Best Practices to Ensure a Smooth Preauthorization Process
Despite various challenges, healthcare providers can ensure a smooth P.A process by following certain steps:
- Prompt Communication: Engage closely with patients in explaining the preauthorization process and the subsequent implications it may have on the overall timeline, so that they will know what to expect.
- Comprehensive Documentation: When the preauthorization submission is made, ensure that all relevant documents are in place and make sure the documentation is exhaustive as it has a better probability of obtaining a swift approval.
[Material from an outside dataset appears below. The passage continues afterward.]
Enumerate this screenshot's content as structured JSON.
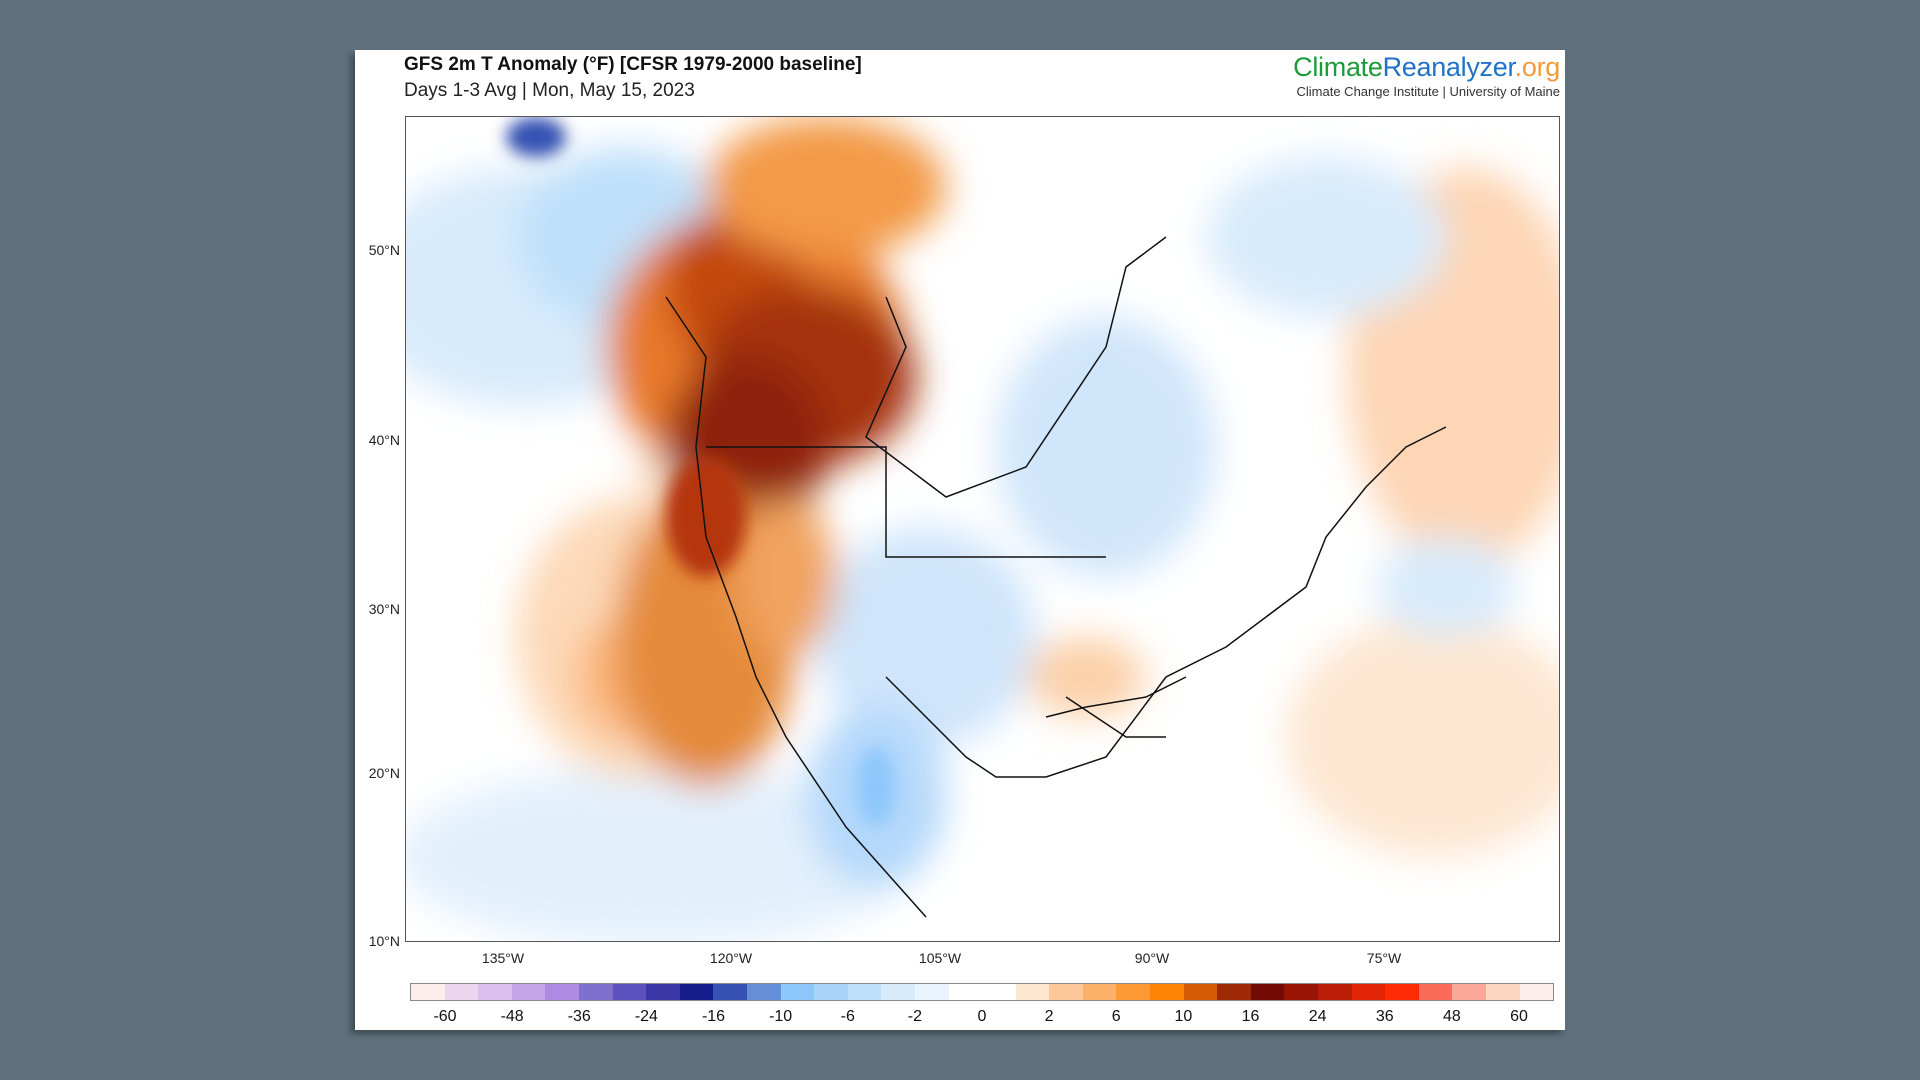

- Knowledgeable Staff: Ensure that the medical and administrative team are well-versed in the preauthorization process. Having a trained staff can expedite the process without any delay or flaws right from the onset.
- Regular Follow-ups: Maintain a tracking system to keep in line with the submitted preauthorization requests and do constant follow ups in case of any delay. It can help in avoiding gaps in communication and improve the chances of a prompt result.
- Use Electronic Prior Authorization (ePA) Tools: Nowadays, it is common practice for insurers to maintain ePA tools for healthcare providers to submit and track requests, digitally. Using these can reduce administrative burdens and streamline tasks.
Healthcare providers play the crucial role of being a bridge between patients and insurance companies in making the preauthorization process as smooth as possible for everyone involved. However, the process can be a tiring and time-consuming barrier to the prompt delivery of the required treatment.
According to the American Medical Association’s (A.M.A) 2023 Prior Authorization Physician survey, healthcare organizations complete 45 prior authorization requests per provider, per week. The providers and staff spend an average of 14 hours – almost two business days – completing those requests each week. Among the providers, 88% described the burden associated with prior authorization as “high” or “extremely high.”
The PA process has had a detrimental impact on both providers and patients alike. But, by understanding the ins and outs of the process, staying organized, and proper communication can mitigate delays and ensure patients receive the timely care they need. Therefore, by implementing these best practices, providers can reduce burnouts, enhance employee productivity and overall care delivery.